For-Profit Institutions Enroll 35% of College Students in Brazil!

Dear Commons Community,

The for-profit industry is making steep inroads in higher education in Brazil.    Over the last five years, mergers and acquisitions have made some of the biggest chains bigger, concentrating power in giant for-profit groups. The 10 largest chains of colleges in Brazil now educate nearly 35 percent of the country’s students. As reported in the New York Times:

“Although for-profit colleges have faced scrutiny in the United States, the industry is finding a warm welcome here as the government tries to meet the demand for affordable higher education.

From 2002 to 2012, the number of students attending college in Brazil doubled to seven million. Still, with only 17 percent of Brazilians aged 18 to 24 in college, there is a gap that needs to be served. The government has pledged to raise that percentage to 33 percent by 2020.

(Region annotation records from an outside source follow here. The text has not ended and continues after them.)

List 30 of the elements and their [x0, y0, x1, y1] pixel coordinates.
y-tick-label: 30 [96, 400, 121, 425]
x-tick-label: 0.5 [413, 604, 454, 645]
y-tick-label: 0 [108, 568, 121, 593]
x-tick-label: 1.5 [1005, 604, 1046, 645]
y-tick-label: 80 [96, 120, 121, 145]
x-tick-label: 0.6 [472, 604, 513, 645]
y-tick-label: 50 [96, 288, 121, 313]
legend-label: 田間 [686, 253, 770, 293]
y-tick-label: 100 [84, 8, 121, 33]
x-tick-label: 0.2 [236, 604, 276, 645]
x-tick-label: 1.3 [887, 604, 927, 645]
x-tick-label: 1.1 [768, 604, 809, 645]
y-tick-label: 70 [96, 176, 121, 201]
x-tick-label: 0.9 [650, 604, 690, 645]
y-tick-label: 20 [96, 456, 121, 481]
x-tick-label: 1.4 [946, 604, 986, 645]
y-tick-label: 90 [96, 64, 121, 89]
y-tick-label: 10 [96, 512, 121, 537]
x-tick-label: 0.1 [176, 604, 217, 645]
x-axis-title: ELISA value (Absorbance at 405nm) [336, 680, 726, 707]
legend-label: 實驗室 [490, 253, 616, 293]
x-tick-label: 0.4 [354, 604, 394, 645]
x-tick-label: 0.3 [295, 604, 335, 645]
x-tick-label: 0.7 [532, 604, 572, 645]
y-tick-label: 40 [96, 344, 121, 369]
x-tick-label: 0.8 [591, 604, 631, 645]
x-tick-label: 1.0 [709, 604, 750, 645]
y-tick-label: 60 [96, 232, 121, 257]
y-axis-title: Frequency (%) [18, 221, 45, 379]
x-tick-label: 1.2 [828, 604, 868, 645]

To serve that lucrative and growing market, American and Brazilian private equity funds, corporations and investment banks are buying and merging educational institutions at a rapid pace.

Education experts caution that the emphasis on the business aspect of education does not always put students first. Despite such concerns, the for-profit system has proved appealing for a government with limited resources…

Private sector investment in technical, primary and high school education in Brazil is growing. The British firm Pearson last December bought Multi, a chain of foreign-language schools, in a deal worth more than $880 million in cash and debt assumption. Avenues, a New York private school whose investors include the private equity firms Liberty Partners and LLR Partners, has announced plans to open campuses in São Paulo and Rio de Janeiro…

The International Finance Corporation, a branch of the World Bank that invests in projects that reduce poverty and encourage development, is also backing the industry. The I.F.C. is invested in Laureate and several other for-profit college chains in Brazil.

Patrick Leahy, an I.F.C. senior manager for Latin America, said that even if these chains did not always offer the most prestigious degrees, they did give students skills and qualifications at an affordable price that permits them to move up the employment ladder. College graduates in Brazil earn on average 2.6 times as much as high school graduates.

“The system is not perfect, but it is unquestionably a success,” Mr. Leahy said.

This scenario is playing itself out in a number of other countries. In my visit last month to South Africa, the exact same situation was evolving with for-profit colleges expanding and growing in enrollments. The International Finance Corporation was again an important catalyst.  Many countries have little choice mainly because they lack the resources to make major expansions of their public higher education systems.